Random matrices and PCA: For $p/n \to c > 0$ (many features, not so many observations) the spectrum of the sample covariance matrix follows the Marchenko–Pastur law: density of singular values is concentrated in the interval $[(1-\sqrt{c})^2, (1+\sqrt{c})^2]$ — “sea of noise”. Signal components above $(1+\sqrt{c})^2$ protrude as “spikes”.

The BBP rule (Baik-Ben Arous-Péché): PC is reliably estimated only if its “signal” $\sigma > 1/\sqrt{c}$. Otherwise, the PC estimate is orthogonal to the true direction!

Robust PCA and Sparse PCA

Robust PCA (Candès, Li, Ma, Wright, 2011): Given: $X = L + S$, where $L$ is a low-rank matrix, $S$ is sparse (outliers).

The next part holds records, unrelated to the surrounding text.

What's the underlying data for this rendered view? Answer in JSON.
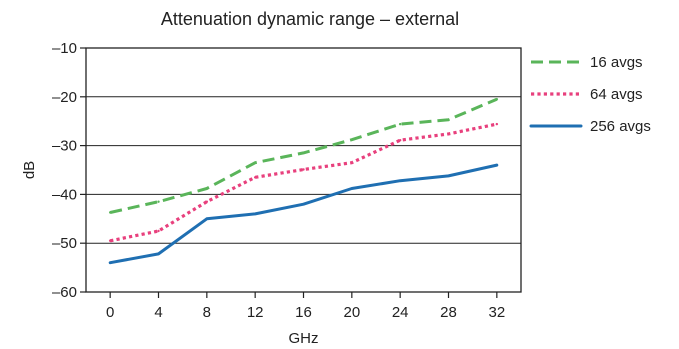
{
  "chart_data": {
    "type": "line",
    "title": "Attenuation dynamic range – external",
    "xlabel": "GHz",
    "ylabel": "dB",
    "x": [
      0,
      4,
      8,
      12,
      16,
      20,
      24,
      28,
      32
    ],
    "xlim": [
      -2,
      34
    ],
    "ylim": [
      -60,
      -10
    ],
    "xticks": [
      0,
      4,
      8,
      12,
      16,
      20,
      24,
      28,
      32
    ],
    "xtick_labels": [
      "0",
      "4",
      "8",
      "12",
      "16",
      "20",
      "24",
      "28",
      "32"
    ],
    "yticks": [
      -60,
      -50,
      -40,
      -30,
      -20,
      -10
    ],
    "ytick_labels": [
      "–60",
      "–50",
      "–40",
      "–30",
      "–20",
      "–10"
    ],
    "grid": "horizontal",
    "legend_position": "right",
    "series": [
      {
        "name": "16 avgs",
        "color": "#5ab55a",
        "style": "dashed",
        "values": [
          -43.7,
          -41.5,
          -38.8,
          -33.5,
          -31.5,
          -28.8,
          -25.6,
          -24.7,
          -20.5
        ]
      },
      {
        "name": "64 avgs",
        "color": "#e8407d",
        "style": "dotted",
        "values": [
          -49.5,
          -47.5,
          -41.5,
          -36.5,
          -34.9,
          -33.5,
          -28.9,
          -27.6,
          -25.6
        ]
      },
      {
        "name": "256 avgs",
        "color": "#1f6fb2",
        "style": "solid",
        "values": [
          -54,
          -52.2,
          -45,
          -44,
          -42,
          -38.8,
          -37.2,
          -36.2,
          -34
        ]
      }
    ]
  }
}
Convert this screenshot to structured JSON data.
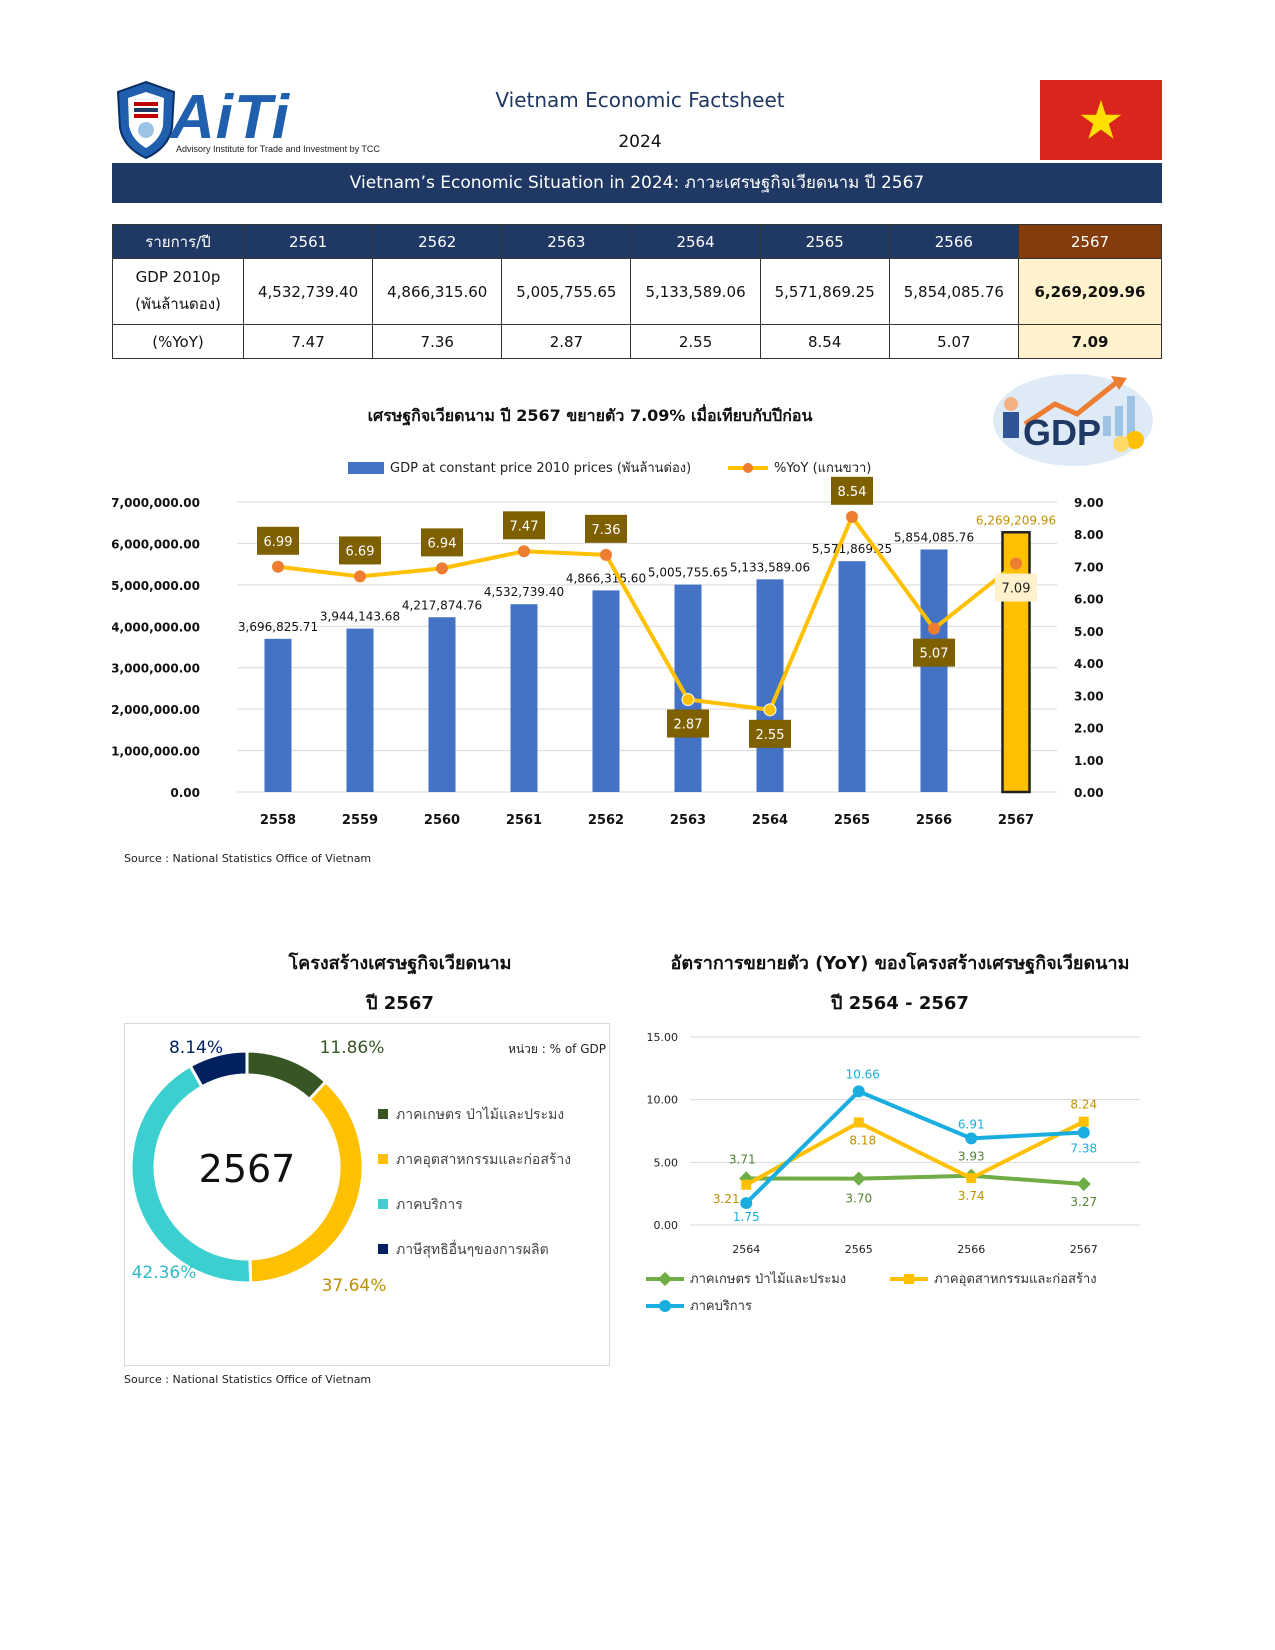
{
  "header": {
    "logo_wordmark": "AiTi",
    "logo_tagline": "Advisory Institute for Trade and Investment by TCC",
    "title": "Vietnam Economic Factsheet",
    "year": "2024",
    "banner": "Vietnam’s Economic Situation in 2024: ภาวะเศรษฐกิจเวียดนาม ปี 2567"
  },
  "table": {
    "corner": "รายการ/ปี",
    "years": [
      "2561",
      "2562",
      "2563",
      "2564",
      "2565",
      "2566",
      "2567"
    ],
    "gdp_label_1": "GDP 2010p",
    "gdp_label_2": "(พันล้านดอง)",
    "gdp": [
      "4,532,739.40",
      "4,866,315.60",
      "5,005,755.65",
      "5,133,589.06",
      "5,571,869.25",
      "5,854,085.76",
      "6,269,209.96"
    ],
    "yoy_label": "(%YoY)",
    "yoy": [
      "7.47",
      "7.36",
      "2.87",
      "2.55",
      "8.54",
      "5.07",
      "7.09"
    ]
  },
  "main_chart": {
    "title": "เศรษฐกิจเวียดนาม ปี 2567 ขยายตัว 7.09% เมื่อเทียบกับปีก่อน",
    "illustration_text": "GDP",
    "source": "Source : National Statistics Office of Vietnam"
  },
  "pie_chart": {
    "title_1": "โครงสร้างเศรษฐกิจเวียดนาม",
    "title_2": "ปี 2567",
    "source": "Source : National Statistics Office of Vietnam"
  },
  "line_chart": {
    "title_1": "อัตราการขยายตัว (YoY) ของโครงสร้างเศรษฐกิจเวียดนาม",
    "title_2": "ปี 2564 - 2567"
  },
  "chart_data": [
    {
      "type": "bar",
      "categories": [
        "2558",
        "2559",
        "2560",
        "2561",
        "2562",
        "2563",
        "2564",
        "2565",
        "2566",
        "2567"
      ],
      "series": [
        {
          "name": "GDP at constant price 2010 prices (พันล้านด่อง)",
          "type": "bar",
          "axis": "left",
          "values": [
            3696825.71,
            3944143.68,
            4217874.76,
            4532739.4,
            4866315.6,
            5005755.65,
            5133589.06,
            5571869.25,
            5854085.76,
            6269209.96
          ],
          "labels": [
            "3,696,825.71",
            "3,944,143.68",
            "4,217,874.76",
            "4,532,739.40",
            "4,866,315.60",
            "5,005,755.65",
            "5,133,589.06",
            "5,571,869.25",
            "5,854,085.76",
            "6,269,209.96"
          ]
        },
        {
          "name": "%YoY (แกนขวา)",
          "type": "line",
          "axis": "right",
          "values": [
            6.99,
            6.69,
            6.94,
            7.47,
            7.36,
            2.87,
            2.55,
            8.54,
            5.07,
            7.09
          ],
          "labels": [
            "6.99",
            "6.69",
            "6.94",
            "7.47",
            "7.36",
            "2.87",
            "2.55",
            "8.54",
            "5.07",
            "7.09"
          ]
        }
      ],
      "y_left": {
        "ylim": [
          0,
          7000000
        ],
        "ticks": [
          "0.00",
          "1,000,000.00",
          "2,000,000.00",
          "3,000,000.00",
          "4,000,000.00",
          "5,000,000.00",
          "6,000,000.00",
          "7,000,000.00"
        ]
      },
      "y_right": {
        "ylim": [
          0,
          9
        ],
        "ticks": [
          "0.00",
          "1.00",
          "2.00",
          "3.00",
          "4.00",
          "5.00",
          "6.00",
          "7.00",
          "8.00",
          "9.00"
        ]
      },
      "highlight_category": "2567",
      "legend_position": "top",
      "grid": true,
      "colors": {
        "bar": "#4472c4",
        "bar_highlight": "#ffc000",
        "line": "#ffc000",
        "marker": "#ed7d31",
        "label_box": "#7f6000",
        "highlight_label_box": "#fff2cc"
      }
    },
    {
      "type": "pie",
      "variant": "donut",
      "center_label": "2567",
      "unit_note": "หน่วย : % of GDP",
      "slices": [
        {
          "name": "ภาคเกษตร ป่าไม้และประมง",
          "value": 11.86,
          "label": "11.86%",
          "color": "#375623"
        },
        {
          "name": "ภาคอุตสาหกรรมและก่อสร้าง",
          "value": 37.64,
          "label": "37.64%",
          "color": "#ffc000"
        },
        {
          "name": "ภาคบริการ",
          "value": 42.36,
          "label": "42.36%",
          "color": "#3ccfcf"
        },
        {
          "name": "ภาษีสุทธิอื่นๆของการผลิต",
          "value": 8.14,
          "label": "8.14%",
          "color": "#002060"
        }
      ],
      "legend_position": "right"
    },
    {
      "type": "line",
      "x": [
        "2564",
        "2565",
        "2566",
        "2567"
      ],
      "series": [
        {
          "name": "ภาคเกษตร ป่าไม้และประมง",
          "values": [
            3.71,
            3.7,
            3.93,
            3.27
          ],
          "labels": [
            "3.71",
            "3.70",
            "3.93",
            "3.27"
          ],
          "color": "#70ad47",
          "label_color": "#548235"
        },
        {
          "name": "ภาคอุตสาหกรรมและก่อสร้าง",
          "values": [
            3.21,
            8.18,
            3.74,
            8.24
          ],
          "labels": [
            "3.21",
            "8.18",
            "3.74",
            "8.24"
          ],
          "color": "#ffc000",
          "label_color": "#bf9000"
        },
        {
          "name": "ภาคบริการ",
          "values": [
            1.75,
            10.66,
            6.91,
            7.38
          ],
          "labels": [
            "1.75",
            "10.66",
            "6.91",
            "7.38"
          ],
          "color": "#1aaee0",
          "label_color": "#1aaee0"
        }
      ],
      "ylim": [
        0,
        15
      ],
      "y_ticks": [
        "0.00",
        "5.00",
        "10.00",
        "15.00"
      ],
      "grid": true,
      "legend_position": "bottom"
    }
  ]
}
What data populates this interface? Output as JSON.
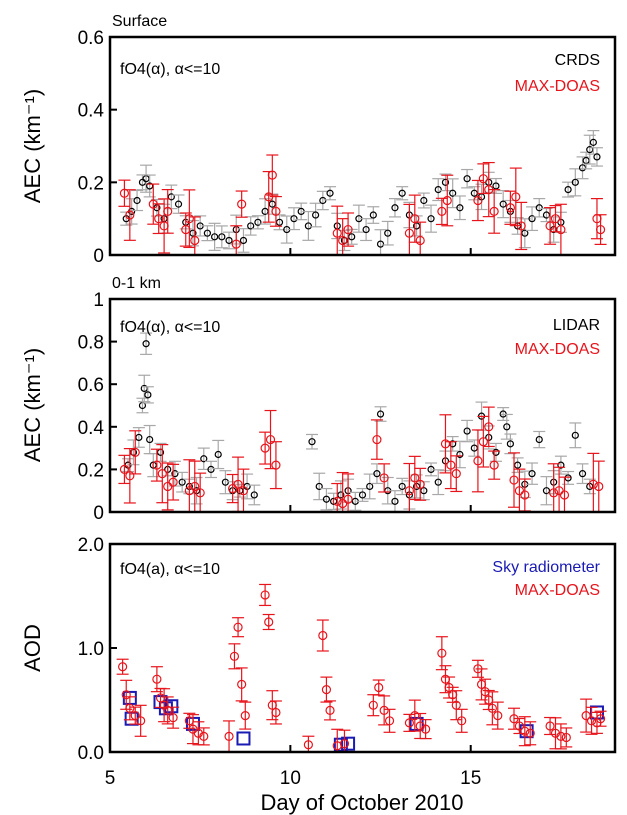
{
  "xlabel": "Day of October 2010",
  "x_ticks": [
    "5",
    "10",
    "15"
  ],
  "xlim": [
    5,
    19
  ],
  "colors": {
    "black": "#000000",
    "red": "#e8141c",
    "blue": "#1a1ab4",
    "gray": "#a8a8a8"
  },
  "chart_data": [
    {
      "type": "scatter",
      "title": "Surface",
      "ylabel": "AEC (km⁻¹)",
      "annotation": "fO4(α), α<=10",
      "ylim": [
        0,
        0.6
      ],
      "y_ticks": [
        "0",
        "0.2",
        "0.4",
        "0.6"
      ],
      "y_tick_values": [
        0,
        0.2,
        0.4,
        0.6
      ],
      "series": [
        {
          "name": "CRDS",
          "color": "#000000",
          "x": [
            5.45,
            5.6,
            5.75,
            5.9,
            6.0,
            6.1,
            6.3,
            6.5,
            6.7,
            6.9,
            7.1,
            7.3,
            7.5,
            7.7,
            7.9,
            8.1,
            8.3,
            8.5,
            8.7,
            8.9,
            9.1,
            9.3,
            9.5,
            9.7,
            9.9,
            10.1,
            10.3,
            10.5,
            10.7,
            10.9,
            11.1,
            11.3,
            11.5,
            11.7,
            11.9,
            12.1,
            12.3,
            12.5,
            12.7,
            12.9,
            13.1,
            13.3,
            13.5,
            13.7,
            13.9,
            14.1,
            14.3,
            14.5,
            14.7,
            14.9,
            15.1,
            15.3,
            15.5,
            15.7,
            15.9,
            16.1,
            16.3,
            16.5,
            16.7,
            16.9,
            17.1,
            17.3,
            17.5,
            17.7,
            17.9,
            18.1,
            18.2,
            18.3,
            18.4,
            18.5
          ],
          "y": [
            0.1,
            0.12,
            0.15,
            0.2,
            0.21,
            0.19,
            0.13,
            0.1,
            0.16,
            0.14,
            0.09,
            0.06,
            0.08,
            0.06,
            0.05,
            0.05,
            0.04,
            0.07,
            0.04,
            0.08,
            0.09,
            0.12,
            0.14,
            0.09,
            0.07,
            0.1,
            0.12,
            0.08,
            0.11,
            0.15,
            0.17,
            0.08,
            0.04,
            0.05,
            0.1,
            0.07,
            0.11,
            0.03,
            0.06,
            0.13,
            0.17,
            0.11,
            0.08,
            0.15,
            0.1,
            0.18,
            0.2,
            0.17,
            0.13,
            0.21,
            0.17,
            0.16,
            0.2,
            0.19,
            0.14,
            0.12,
            0.08,
            0.06,
            0.1,
            0.13,
            0.11,
            0.07,
            0.09,
            0.18,
            0.2,
            0.24,
            0.26,
            0.29,
            0.31,
            0.27
          ],
          "err": 0.03
        },
        {
          "name": "MAX-DOAS",
          "color": "#e8141c",
          "x": [
            5.4,
            5.55,
            6.2,
            6.35,
            6.5,
            6.6,
            7.1,
            7.2,
            7.35,
            8.5,
            8.65,
            9.4,
            9.5,
            9.6,
            11.3,
            11.45,
            11.6,
            13.3,
            13.45,
            13.6,
            14.2,
            14.35,
            15.2,
            15.35,
            15.5,
            15.65,
            16.1,
            16.25,
            16.4,
            17.2,
            17.35,
            17.5,
            18.5,
            18.6
          ],
          "y": [
            0.17,
            0.11,
            0.14,
            0.1,
            0.08,
            0.12,
            0.07,
            0.1,
            0.04,
            0.03,
            0.14,
            0.16,
            0.22,
            0.12,
            0.06,
            0.04,
            0.07,
            0.06,
            0.1,
            0.04,
            0.12,
            0.15,
            0.15,
            0.21,
            0.18,
            0.12,
            0.13,
            0.16,
            0.08,
            0.08,
            0.1,
            0.07,
            0.1,
            0.07
          ],
          "err": 0.06
        }
      ]
    },
    {
      "type": "scatter",
      "title": "0-1 km",
      "ylabel": "AEC (km⁻¹)",
      "annotation": "fO4(α), α<=10",
      "ylim": [
        0,
        1.0
      ],
      "y_ticks": [
        "0",
        "0.2",
        "0.4",
        "0.6",
        "0.8",
        "1"
      ],
      "y_tick_values": [
        0,
        0.2,
        0.4,
        0.6,
        0.8,
        1.0
      ],
      "series": [
        {
          "name": "LIDAR",
          "color": "#000000",
          "x": [
            5.5,
            5.65,
            5.8,
            5.9,
            5.95,
            6.0,
            6.05,
            6.1,
            6.2,
            6.4,
            6.6,
            6.8,
            7.0,
            7.2,
            7.4,
            7.6,
            7.8,
            8.0,
            8.2,
            8.4,
            8.6,
            8.8,
            9.0,
            10.6,
            10.8,
            11.0,
            11.2,
            11.4,
            11.6,
            11.8,
            12.0,
            12.2,
            12.4,
            12.5,
            12.7,
            12.9,
            13.1,
            13.3,
            13.5,
            13.7,
            13.9,
            14.1,
            14.3,
            14.5,
            14.7,
            14.9,
            15.1,
            15.3,
            15.5,
            15.7,
            15.9,
            16.0,
            16.1,
            16.3,
            16.5,
            16.7,
            16.9,
            17.1,
            17.3,
            17.5,
            17.7,
            17.9,
            18.1,
            18.3
          ],
          "y": [
            0.22,
            0.28,
            0.35,
            0.5,
            0.58,
            0.79,
            0.55,
            0.34,
            0.22,
            0.28,
            0.2,
            0.18,
            0.14,
            0.12,
            0.1,
            0.25,
            0.2,
            0.27,
            0.14,
            0.1,
            0.1,
            0.12,
            0.08,
            0.33,
            0.12,
            0.06,
            0.05,
            0.08,
            0.1,
            0.05,
            0.08,
            0.12,
            0.18,
            0.46,
            0.1,
            0.05,
            0.12,
            0.08,
            0.12,
            0.1,
            0.2,
            0.14,
            0.24,
            0.32,
            0.27,
            0.38,
            0.3,
            0.45,
            0.35,
            0.28,
            0.46,
            0.4,
            0.32,
            0.22,
            0.13,
            0.18,
            0.34,
            0.1,
            0.14,
            0.22,
            0.16,
            0.36,
            0.18,
            0.12
          ],
          "err": 0.05
        },
        {
          "name": "MAX-DOAS",
          "color": "#e8141c",
          "x": [
            5.4,
            5.55,
            5.7,
            6.3,
            6.45,
            6.6,
            6.75,
            7.2,
            7.35,
            7.5,
            8.4,
            8.55,
            8.7,
            9.3,
            9.45,
            9.6,
            11.3,
            11.45,
            11.6,
            12.4,
            12.6,
            13.3,
            13.45,
            13.6,
            14.3,
            14.45,
            14.6,
            15.2,
            15.35,
            15.5,
            15.65,
            16.2,
            16.35,
            16.5,
            17.3,
            17.45,
            17.6,
            18.4,
            18.55
          ],
          "y": [
            0.2,
            0.17,
            0.28,
            0.22,
            0.18,
            0.12,
            0.14,
            0.1,
            0.12,
            0.09,
            0.11,
            0.13,
            0.1,
            0.3,
            0.34,
            0.22,
            0.05,
            0.04,
            0.06,
            0.34,
            0.16,
            0.1,
            0.16,
            0.13,
            0.32,
            0.22,
            0.18,
            0.24,
            0.33,
            0.4,
            0.22,
            0.15,
            0.1,
            0.08,
            0.09,
            0.1,
            0.08,
            0.13,
            0.12
          ],
          "err": 0.11
        }
      ]
    },
    {
      "type": "scatter",
      "title": "",
      "ylabel": "AOD",
      "annotation": "fO4(a), α<=10",
      "ylim": [
        0,
        2.0
      ],
      "y_ticks": [
        "0.0",
        "1.0",
        "2.0"
      ],
      "y_tick_values": [
        0,
        1.0,
        2.0
      ],
      "series": [
        {
          "name": "Sky radiometer",
          "color": "#1a1ab4",
          "x": [
            5.55,
            5.6,
            6.4,
            6.55,
            6.7,
            7.3,
            8.7,
            11.4,
            11.6,
            13.5,
            16.55,
            18.5
          ],
          "y": [
            0.52,
            0.32,
            0.48,
            0.42,
            0.44,
            0.27,
            0.13,
            0.07,
            0.08,
            0.27,
            0.2,
            0.38
          ],
          "err": 0
        },
        {
          "name": "MAX-DOAS",
          "color": "#e8141c",
          "x": [
            5.35,
            5.45,
            5.55,
            5.7,
            5.85,
            6.3,
            6.4,
            6.5,
            6.6,
            6.75,
            7.2,
            7.3,
            7.45,
            7.6,
            8.3,
            8.45,
            8.55,
            8.65,
            8.75,
            9.3,
            9.4,
            9.5,
            9.6,
            10.5,
            10.9,
            11.0,
            11.1,
            11.3,
            11.5,
            12.3,
            12.45,
            12.6,
            12.75,
            13.3,
            13.45,
            13.6,
            13.75,
            14.2,
            14.3,
            14.4,
            14.5,
            14.6,
            14.75,
            15.2,
            15.3,
            15.4,
            15.5,
            15.6,
            15.75,
            16.2,
            16.35,
            16.5,
            16.65,
            17.2,
            17.35,
            17.5,
            17.65,
            18.2,
            18.35,
            18.5,
            18.6
          ],
          "y": [
            0.82,
            0.55,
            0.42,
            0.35,
            0.3,
            0.7,
            0.52,
            0.45,
            0.4,
            0.33,
            0.3,
            0.22,
            0.18,
            0.15,
            0.15,
            0.92,
            1.2,
            0.65,
            0.35,
            1.51,
            1.25,
            0.45,
            0.38,
            0.07,
            1.12,
            0.6,
            0.4,
            0.06,
            0.08,
            0.45,
            0.62,
            0.4,
            0.3,
            0.28,
            0.35,
            0.25,
            0.22,
            0.95,
            0.7,
            0.62,
            0.55,
            0.45,
            0.3,
            0.8,
            0.65,
            0.58,
            0.5,
            0.42,
            0.35,
            0.32,
            0.25,
            0.2,
            0.18,
            0.25,
            0.18,
            0.15,
            0.14,
            0.35,
            0.3,
            0.28,
            0.32
          ],
          "err": 0.12
        }
      ]
    }
  ]
}
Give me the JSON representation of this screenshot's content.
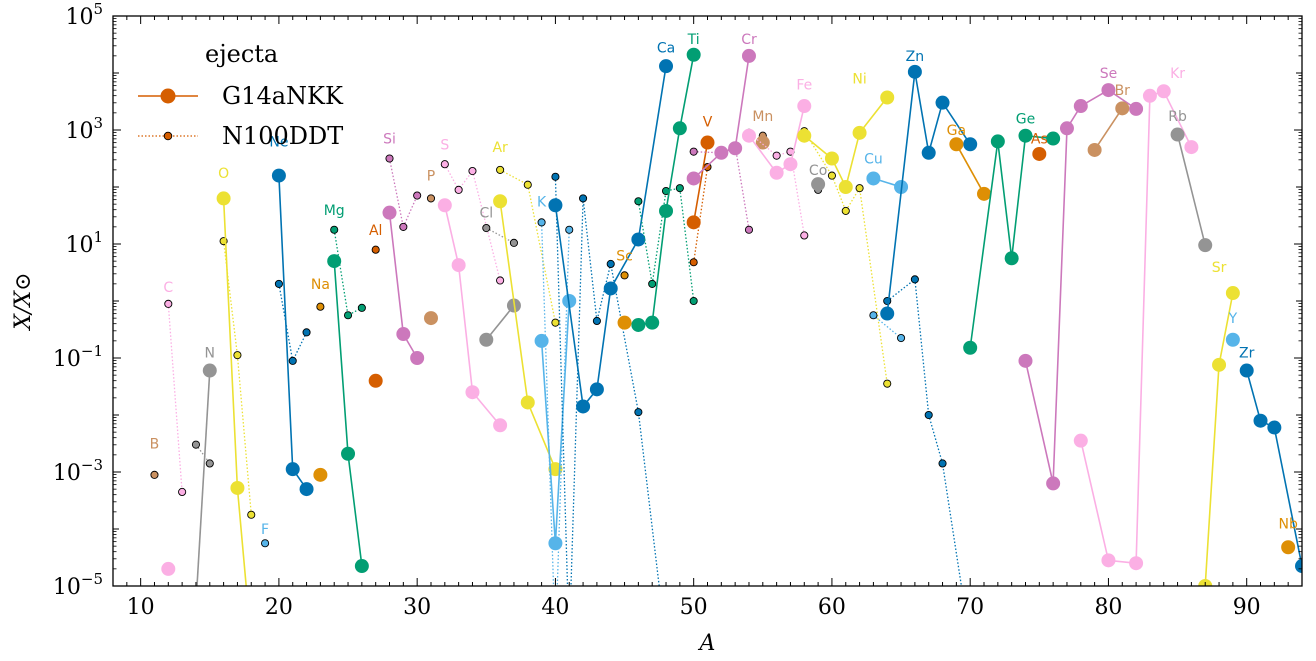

Task: decompose $X$. Algorithm: $\min \operatorname{rank}(L) + \lambda |S|0$ is relaxed to $\min |L|* + \lambda |S|_1$ (nuclear norm + $L_1$). Accurately recovers $L$ and $S$ under certain conditions. Application: separation of “background + moving object” in video.

Sparse PCA: Standard PCs are linear combinations of all $p$ features. Sparse PCA: PCs are sparse (few nonzero coefficients). Interpretability: PC“1” $= 0.8 \cdot \text{gene}_A + 0.6 \cdot \text{gene}_B$ (not all thousands of genes). NP-hard in general, effective approximations: ADMM, SCoTLASS.

Numerical Example

Data: 100 observations in 50-dimensional space. True dimensionality = 3 (3 latent factors + noise). PCA: first 3 PCs explain 78% of variance. For $p/n = 0.5$ ($c=0.5$), noise threshold $=(1+\sqrt{0.5})^2 \approx 2.9$. If 4th singular PC $\approx 2.7 < 2.9$ — not reliable.

Assignment: Apply PCA to the MNIST dataset (784-dimensional images). Build a “scree plot” of explained variance. How many PCs are needed to explain 95% variance? Visualize the first 2 PCs for all digits (scatter plot colored by label). Implement random projection (JL) to $k=50$ dimensions. Compare kNN accuracy ($k=5$) on original and compressed features.